For examples of the effect of such commercialisation in schools, see Michael Moore “Stupid White Men” Chapter Four. 

 

Greens oppose the 'creeping privatisation' of our schools through the injection of private funds. This can lead to serious conflicts of interest and/or put undue control of education in the hands of unelected and unaccountable profit-making corporations. Such privatisation can, and does, take many forms, from the donation of 'free' computers by Tesco to the lump sum contract payment to place a few mobile phone aerials on your school hall or Cadbury sponsoring sports activity through increased chocolate consumption.   

The Government's Education Action Zones encourage just the sort of private finance involvement that concerns the Greens. Not only is there an issue of control; a recent Audit Office report cast doubt on whether or not these EAZs are even having the desired educational benefits.

The Greens have argued that the County should issue an ethical code of conduct for School Governors to make it clear that there are dangers in accepting funds from commercial organisations

 

Arts and Recreation

Recreation and the arts should not be seen as luxuries; they are essential parts of a full and satisfying life for the individual and the community. The temptation to make cuts in funding to these areas when economies are called for should be resisted. The needs of all residents must be considered and a balance struck between the provision of formal recreational facilities and the enhancing of the recreational value of open space and peaceful landscape where people can make their own entertainment.

A Green Council will:

·        Encourage a good mix of recreation and leisure facilities across all areas of the county in preference to concentrating particular types of facility in particular areas.

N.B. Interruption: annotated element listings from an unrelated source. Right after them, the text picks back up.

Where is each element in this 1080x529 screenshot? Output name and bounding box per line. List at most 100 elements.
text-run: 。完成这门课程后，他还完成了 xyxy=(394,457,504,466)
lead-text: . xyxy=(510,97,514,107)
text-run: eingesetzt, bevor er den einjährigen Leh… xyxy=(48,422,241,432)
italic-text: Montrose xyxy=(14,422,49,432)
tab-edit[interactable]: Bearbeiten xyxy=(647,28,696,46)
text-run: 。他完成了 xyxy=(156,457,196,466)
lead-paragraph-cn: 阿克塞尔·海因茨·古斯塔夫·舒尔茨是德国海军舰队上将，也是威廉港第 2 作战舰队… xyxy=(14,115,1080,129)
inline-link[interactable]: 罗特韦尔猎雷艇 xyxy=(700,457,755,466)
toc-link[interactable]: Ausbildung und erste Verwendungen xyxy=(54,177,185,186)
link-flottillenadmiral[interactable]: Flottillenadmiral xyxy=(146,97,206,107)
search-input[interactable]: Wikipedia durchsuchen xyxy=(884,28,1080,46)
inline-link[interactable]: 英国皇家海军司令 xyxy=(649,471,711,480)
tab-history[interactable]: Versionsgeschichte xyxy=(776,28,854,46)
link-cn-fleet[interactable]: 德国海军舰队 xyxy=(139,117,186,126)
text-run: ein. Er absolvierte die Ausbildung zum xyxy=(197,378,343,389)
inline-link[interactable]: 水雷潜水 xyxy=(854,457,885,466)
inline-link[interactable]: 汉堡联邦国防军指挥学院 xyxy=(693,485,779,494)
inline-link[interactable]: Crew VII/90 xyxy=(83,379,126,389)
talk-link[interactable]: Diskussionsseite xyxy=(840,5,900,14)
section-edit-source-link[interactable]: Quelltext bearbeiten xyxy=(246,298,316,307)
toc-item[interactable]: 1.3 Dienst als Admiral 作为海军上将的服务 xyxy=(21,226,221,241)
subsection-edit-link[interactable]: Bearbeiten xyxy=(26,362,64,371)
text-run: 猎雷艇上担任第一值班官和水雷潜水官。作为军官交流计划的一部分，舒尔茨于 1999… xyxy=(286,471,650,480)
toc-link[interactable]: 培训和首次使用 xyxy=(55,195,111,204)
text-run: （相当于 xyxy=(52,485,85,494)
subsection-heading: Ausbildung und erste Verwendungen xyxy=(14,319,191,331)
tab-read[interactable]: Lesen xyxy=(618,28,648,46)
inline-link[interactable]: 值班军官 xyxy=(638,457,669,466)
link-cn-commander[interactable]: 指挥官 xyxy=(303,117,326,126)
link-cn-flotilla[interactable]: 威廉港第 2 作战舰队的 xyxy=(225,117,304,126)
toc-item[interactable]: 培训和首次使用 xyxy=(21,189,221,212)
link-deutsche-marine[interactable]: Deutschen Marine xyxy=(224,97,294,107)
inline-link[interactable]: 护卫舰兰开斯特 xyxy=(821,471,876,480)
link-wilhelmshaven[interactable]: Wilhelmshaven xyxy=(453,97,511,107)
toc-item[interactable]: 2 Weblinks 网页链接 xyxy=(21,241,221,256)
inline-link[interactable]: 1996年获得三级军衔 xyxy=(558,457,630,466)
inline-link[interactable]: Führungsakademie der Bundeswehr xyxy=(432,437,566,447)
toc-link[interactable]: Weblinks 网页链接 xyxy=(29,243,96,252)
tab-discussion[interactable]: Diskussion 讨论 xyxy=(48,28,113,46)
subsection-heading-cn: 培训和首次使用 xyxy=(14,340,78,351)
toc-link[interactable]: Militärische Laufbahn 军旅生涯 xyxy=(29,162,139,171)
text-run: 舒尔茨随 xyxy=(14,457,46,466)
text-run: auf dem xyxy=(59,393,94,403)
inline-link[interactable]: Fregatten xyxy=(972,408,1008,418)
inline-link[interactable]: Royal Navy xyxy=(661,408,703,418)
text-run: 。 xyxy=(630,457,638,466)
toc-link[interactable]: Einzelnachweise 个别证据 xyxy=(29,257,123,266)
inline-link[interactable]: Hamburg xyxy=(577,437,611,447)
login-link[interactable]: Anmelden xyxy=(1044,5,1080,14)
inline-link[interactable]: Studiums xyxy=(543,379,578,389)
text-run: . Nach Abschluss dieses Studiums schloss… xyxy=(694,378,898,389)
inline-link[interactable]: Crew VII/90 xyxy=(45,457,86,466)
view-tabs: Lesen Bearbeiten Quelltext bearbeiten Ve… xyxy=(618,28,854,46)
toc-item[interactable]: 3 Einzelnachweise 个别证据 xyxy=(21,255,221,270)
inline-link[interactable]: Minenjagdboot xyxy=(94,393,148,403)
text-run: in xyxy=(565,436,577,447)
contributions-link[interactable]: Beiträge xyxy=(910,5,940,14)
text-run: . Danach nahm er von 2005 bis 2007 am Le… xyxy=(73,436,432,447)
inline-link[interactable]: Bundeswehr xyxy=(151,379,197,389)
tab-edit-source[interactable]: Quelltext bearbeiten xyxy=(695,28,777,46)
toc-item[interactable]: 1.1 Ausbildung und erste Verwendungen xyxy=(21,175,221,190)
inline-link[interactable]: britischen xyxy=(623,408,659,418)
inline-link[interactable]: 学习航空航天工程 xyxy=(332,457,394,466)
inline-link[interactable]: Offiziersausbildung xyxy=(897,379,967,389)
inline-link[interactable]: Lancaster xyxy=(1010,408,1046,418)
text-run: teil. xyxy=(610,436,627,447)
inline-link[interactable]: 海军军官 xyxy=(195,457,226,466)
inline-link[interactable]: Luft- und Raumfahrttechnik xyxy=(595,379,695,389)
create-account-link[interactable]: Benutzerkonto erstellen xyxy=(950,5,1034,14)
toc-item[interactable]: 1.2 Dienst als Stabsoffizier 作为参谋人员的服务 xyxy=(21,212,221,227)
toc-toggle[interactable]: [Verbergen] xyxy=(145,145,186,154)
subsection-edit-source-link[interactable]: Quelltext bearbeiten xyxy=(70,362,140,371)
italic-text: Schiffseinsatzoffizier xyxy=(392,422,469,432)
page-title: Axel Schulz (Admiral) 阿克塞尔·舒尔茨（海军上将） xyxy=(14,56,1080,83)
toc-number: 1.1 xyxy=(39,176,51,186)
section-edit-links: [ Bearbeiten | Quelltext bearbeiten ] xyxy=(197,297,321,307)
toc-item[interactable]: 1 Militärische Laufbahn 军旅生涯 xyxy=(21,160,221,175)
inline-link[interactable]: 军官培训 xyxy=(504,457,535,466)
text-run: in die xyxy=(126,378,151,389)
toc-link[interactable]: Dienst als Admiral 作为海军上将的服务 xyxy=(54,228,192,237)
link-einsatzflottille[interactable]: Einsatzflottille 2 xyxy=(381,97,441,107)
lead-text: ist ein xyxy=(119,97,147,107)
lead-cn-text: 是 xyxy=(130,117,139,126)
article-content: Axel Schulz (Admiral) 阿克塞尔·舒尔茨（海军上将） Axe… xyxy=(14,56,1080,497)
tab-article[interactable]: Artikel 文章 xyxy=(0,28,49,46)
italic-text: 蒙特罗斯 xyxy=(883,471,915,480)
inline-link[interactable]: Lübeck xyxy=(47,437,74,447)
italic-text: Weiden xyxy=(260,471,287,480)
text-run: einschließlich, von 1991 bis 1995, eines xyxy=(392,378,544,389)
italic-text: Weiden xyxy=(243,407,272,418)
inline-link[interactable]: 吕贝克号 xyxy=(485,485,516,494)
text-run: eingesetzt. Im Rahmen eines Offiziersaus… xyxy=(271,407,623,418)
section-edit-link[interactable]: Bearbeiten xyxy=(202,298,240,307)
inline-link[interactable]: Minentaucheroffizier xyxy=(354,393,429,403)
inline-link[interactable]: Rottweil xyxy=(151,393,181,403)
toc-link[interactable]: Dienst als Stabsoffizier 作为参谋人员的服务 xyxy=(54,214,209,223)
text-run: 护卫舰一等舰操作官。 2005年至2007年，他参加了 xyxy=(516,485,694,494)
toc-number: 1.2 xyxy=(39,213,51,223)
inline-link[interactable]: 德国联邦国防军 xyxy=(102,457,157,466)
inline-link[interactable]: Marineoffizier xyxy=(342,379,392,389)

·        Ensure that facilities meet the needs of people of all ages, incomes and abilities.

·        Promote community facilities and activities through funding and encouraging community use of existing school facilities.

 

Museums and libraries perform vital cultural social and educational roles very cost-effectively. The people of Worcestershire value their museums and public libraries and have been deeply concerned at the cuts which have been forced upon the services by spending cuts. Year-on-year reductions in the budget for newspapers and periodicals have hit particularly hard. The Green Party would give high priority to restoring the funding for both the book and periodicals budgets.

Green Councillors will:

·        Campaign to increase free access to cultural services.

·        Support IT developments which would bring together library, museum, archive and other information services and make them accessible online at many points all over the County.

·        Encourage the Library and Museum Services to reach out to community-based projects, history displays in village halls, oral history projects and children's reading and story telling sessions.

 

Public Services

The Greens believe that it is wrong to profit from the provision of public services - in effect making money at the taxpayers’ expense. It is better to ensure that the public sector operates in an efficient and responsive manner - meeting the needs of service users.

The issue of privatisation of local services is inextricably linked to the globalisation agenda shared by the Conservatives, New Labour and the Liberal Democrats. They all support organisations such as the World Trade Organisation (WTO) which is seeking to prohibit local authorities from supporting businesses important to the local economy. Already local Government tenders have to be advertised at a European level and contracts awarded without reference to the locality of the bidding company. This makes our services vulnerable to predatory trans-national companies and others with no long-term interest in the region. Environmental standards, along with staff pay and conditions, are typically the first victims of 'externalisation' followed by declining services, as profit margins are increased.